Les Japonais ont appris à déguster le thé. Un apprentissage progressif qui est devenu un véritable art.
Comment rendre heureux ses hôtes avec une gorgée de thé ? Il s’était acharné toute sa vie à réfléchir à comment donner agréablement à en boire”. Cet extrait du roman Le Secret du maître de thé signé Yamamoto Kenichi (Mercure de France, 2012) traduit bien la charge émotionnelle qui entoure cette boisson autour de laquelle les Japonais ont construit tout un art : la cérémonie du thé (cha no yu) que l’on doit à Sen no Rikyû. La dimension spirituelle quasi religieuse de la préparation et de la dégustation du thé au Japon ne doit pas nous faire oublier que la consommation de cette boisson est récente. Si les historiens commencent à s’accorder pour dire que le thé aurait été introduit au Japon à l’époque de Nara (710-794), la plupart des ouvrages sur la question donnent l’année 805 et affirment que le moine Saichô de retour d’un séjour en Chine aurait ramené un plant de thé qu’il aurait planté dans le jardin de thé de Hiyoshi (Hiyoshi chaen) à Ôtsu, préfecture de Shiga. Dix ans plus tard, après avoir goûté dans un temple bouddhiste le breuvage qui en était tiré l’empereur Saga (786-842) ordonna que cet arbuste soit cultivé dans la région aux alentours de Kyôto et dans la capitale même où il résidait. C’est la raison pour laquelle les plantations de thé dans cette partie du Japon restent encore aujourd’hui comme les plus fameuses du pays. Parmi les endroits qui furent choisis figure la ville de Kôka, préfecture de Shiga, où l’on trouve quelques-uns des meilleurs producteurs. Yamamotoen (275-1 Kami Asamiya, Shigarakichô, Kôka, www.yamamotoen.co.jp) en fait partie et une promenade au milieu de ses champs de théiers nous font remonter le temps.
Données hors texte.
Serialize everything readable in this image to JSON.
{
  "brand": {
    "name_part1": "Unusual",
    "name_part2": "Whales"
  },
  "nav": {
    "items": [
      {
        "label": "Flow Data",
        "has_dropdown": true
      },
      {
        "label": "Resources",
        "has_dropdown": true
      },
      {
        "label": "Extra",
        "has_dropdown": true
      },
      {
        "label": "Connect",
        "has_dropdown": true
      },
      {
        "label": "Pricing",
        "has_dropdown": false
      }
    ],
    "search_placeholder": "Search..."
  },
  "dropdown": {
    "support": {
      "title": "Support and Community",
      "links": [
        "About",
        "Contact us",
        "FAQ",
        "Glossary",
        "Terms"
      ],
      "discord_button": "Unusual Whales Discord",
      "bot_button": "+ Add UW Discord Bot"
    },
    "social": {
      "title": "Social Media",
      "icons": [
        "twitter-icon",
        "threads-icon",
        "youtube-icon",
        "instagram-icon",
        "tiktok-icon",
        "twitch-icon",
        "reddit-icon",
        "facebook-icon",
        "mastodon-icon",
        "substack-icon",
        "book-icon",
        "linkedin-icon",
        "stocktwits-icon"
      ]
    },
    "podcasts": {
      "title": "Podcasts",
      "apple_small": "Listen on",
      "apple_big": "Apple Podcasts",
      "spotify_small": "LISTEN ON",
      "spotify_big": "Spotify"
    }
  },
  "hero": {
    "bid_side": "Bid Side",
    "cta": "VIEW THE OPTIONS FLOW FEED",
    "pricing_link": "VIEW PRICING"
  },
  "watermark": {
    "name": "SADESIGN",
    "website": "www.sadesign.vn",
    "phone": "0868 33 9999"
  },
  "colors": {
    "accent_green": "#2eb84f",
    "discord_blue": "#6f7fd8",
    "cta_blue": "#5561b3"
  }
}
Toutefois, ce premier contact avec le thé n’a pas tout de suite convaincu les Japonais car à l’époque, la façon de le préparer dégageait une odeur peu engageante. Ce n’est que trois siècles plus tard qu’une nouvelle méthode importée, elle aussi, de Chine par Eisai, un autre moine bouddhiste, fondateur du courant zen, va bouleverser la consommation du thé. La cuisson à la vapeur des feuilles puis leur séchage avant d’être réduites en poudre vont donner naissance au matcha qui demeure le must du thé vert. A la même époque, le même Eisai publie le Kissa yôjôki [Petit traité de santé par le thé] après avoir soigné le shogun grâce à cette boisson. Les vertus du thé ne sont plus à vanter aujourd’hui puisqu’il doit en grande partie sa popularité dans nos pays à ses propriétés et ses principes actifs. Derrière le thé vert, nom générique bien pratique, se cache de nombreuses variétés de plants (Yutaka midori, Okumidori, Asatsuyu, Kanaya midori, Benifûki, Yabukita, Sae midori, Sayama kaori, Ôiwase, Gokô) qui donnent chacun des thés avec des nuances subtiles selon le mode de fabrication. Au Japon, le thé vert est non fermenté, c’est-à-dire qu’on chauffe les feuilles de thé (griller à la fournaise ou passer à la vapeur) pour enrayer le processus de fermentation. Cela permet de donner son caractère à chaque variété et ainsi de procurer ces instants d’intense plaisir à la personne qui en avale une gorgée. Car il se dégage de cet instant plus que la satisfaction d’avoir étanché sa soif.